In the video, Miller shows how he was able to use the AirTag to pinpoint the exact location of the missing bag and track its whereabouts to Melbourne Airport and the offices of baggage-handling company Swissport.

“There were many other bags in the Swissport offices. I was only there to collect mine and when I had it I was back quickly before any further questions were asked,” he said of his successful bag pickup assignment.

Thanks to their ease of use and relatively low price, tracking devices have become the new must-have technology for many travelers.

Users with an iPhone 11 or newer can locate a tag with high precision up to about 60 meters away, but, more importantly for luggage, you can still monitor it even if it’s lost or stolen.

Apple uses the brand’s global “Find My” network, which spans nearly a billion devices, to help locate lost items.

An AirTag marked as lost can connect to any nearby iPhone to determine its location and display it on your phone’s map, wherever you are.

However, like most Apple products, AirTag requires that you already own an iPhone or iPad in order to be set up.

Android users still have options, including the cross-platform Tile tracker. The brand pioneered Bluetooth tracking almost a decade ago and today makes a range of travel-friendly trackers, including slim-design luggage tags for suitcases and passport holders, and sticker trackers for electronic devices or wallets.

Tracking technology still has a long way to go. AirTags and Tiles are primarily designed to find keys and other items that you’ve misplaced but are still nearby.

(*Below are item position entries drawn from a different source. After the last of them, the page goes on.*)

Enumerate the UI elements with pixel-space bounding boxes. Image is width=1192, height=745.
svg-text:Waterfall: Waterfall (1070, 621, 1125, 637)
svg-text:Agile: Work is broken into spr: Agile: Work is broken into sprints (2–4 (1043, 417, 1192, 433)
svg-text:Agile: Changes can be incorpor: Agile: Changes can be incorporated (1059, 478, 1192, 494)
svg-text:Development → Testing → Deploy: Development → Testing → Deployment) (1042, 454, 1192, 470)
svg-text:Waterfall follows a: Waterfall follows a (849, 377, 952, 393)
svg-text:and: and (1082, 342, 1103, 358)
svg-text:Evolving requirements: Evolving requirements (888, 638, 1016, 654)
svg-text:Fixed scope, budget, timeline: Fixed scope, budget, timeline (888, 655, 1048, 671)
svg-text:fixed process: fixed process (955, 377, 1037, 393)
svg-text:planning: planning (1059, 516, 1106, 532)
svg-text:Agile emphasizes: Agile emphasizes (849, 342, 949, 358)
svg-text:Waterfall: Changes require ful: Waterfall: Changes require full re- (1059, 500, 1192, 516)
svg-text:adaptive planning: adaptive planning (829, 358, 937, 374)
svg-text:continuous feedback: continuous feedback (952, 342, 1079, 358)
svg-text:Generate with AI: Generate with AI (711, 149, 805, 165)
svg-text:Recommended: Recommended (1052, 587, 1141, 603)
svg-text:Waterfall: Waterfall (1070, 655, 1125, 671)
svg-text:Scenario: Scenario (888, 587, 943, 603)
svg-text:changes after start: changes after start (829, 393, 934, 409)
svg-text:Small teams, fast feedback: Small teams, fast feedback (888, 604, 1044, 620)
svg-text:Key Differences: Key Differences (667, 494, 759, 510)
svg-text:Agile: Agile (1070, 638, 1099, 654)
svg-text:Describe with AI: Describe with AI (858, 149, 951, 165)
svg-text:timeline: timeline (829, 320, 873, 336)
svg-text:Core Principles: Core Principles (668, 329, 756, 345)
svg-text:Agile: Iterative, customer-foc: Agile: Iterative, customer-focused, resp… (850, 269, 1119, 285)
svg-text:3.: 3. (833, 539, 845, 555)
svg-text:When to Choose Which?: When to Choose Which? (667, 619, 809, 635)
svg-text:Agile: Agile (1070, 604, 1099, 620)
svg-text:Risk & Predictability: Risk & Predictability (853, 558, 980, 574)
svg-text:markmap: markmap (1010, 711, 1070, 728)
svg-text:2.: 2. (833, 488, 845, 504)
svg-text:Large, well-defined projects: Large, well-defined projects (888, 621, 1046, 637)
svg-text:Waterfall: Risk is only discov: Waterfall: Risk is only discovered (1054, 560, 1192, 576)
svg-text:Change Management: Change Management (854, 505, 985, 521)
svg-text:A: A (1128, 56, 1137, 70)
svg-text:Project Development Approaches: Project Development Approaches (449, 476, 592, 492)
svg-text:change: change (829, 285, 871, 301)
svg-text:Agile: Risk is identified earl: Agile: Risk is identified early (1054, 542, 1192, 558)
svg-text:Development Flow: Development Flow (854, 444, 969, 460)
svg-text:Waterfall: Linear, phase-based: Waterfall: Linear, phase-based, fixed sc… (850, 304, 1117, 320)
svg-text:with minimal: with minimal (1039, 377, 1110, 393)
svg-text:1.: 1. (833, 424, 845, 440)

While they can help locate lost or stolen items that may be in another country, they rely on pinging other nearby internet-connected phones to do so. Those with valuables might consider a more expensive GPS-based tracker like GEGO GPS, which comes with a monthly fee but can orient itself to GPS and cellular networks for constant tracking.

Bluetooth-based trackers are relatively inexpensive. AirTags are $45 while Tile trackers are only $25. Both are great for instantly locating nearby misplaced items or tracking down luggage that’s dropped farther away, and should last a year or more on one battery.

Smart, or connected, luggage was once touted as the thing that would change air travel, but airlines began banning these bags in 2017 over safety concerns over the lithium batteries they contain.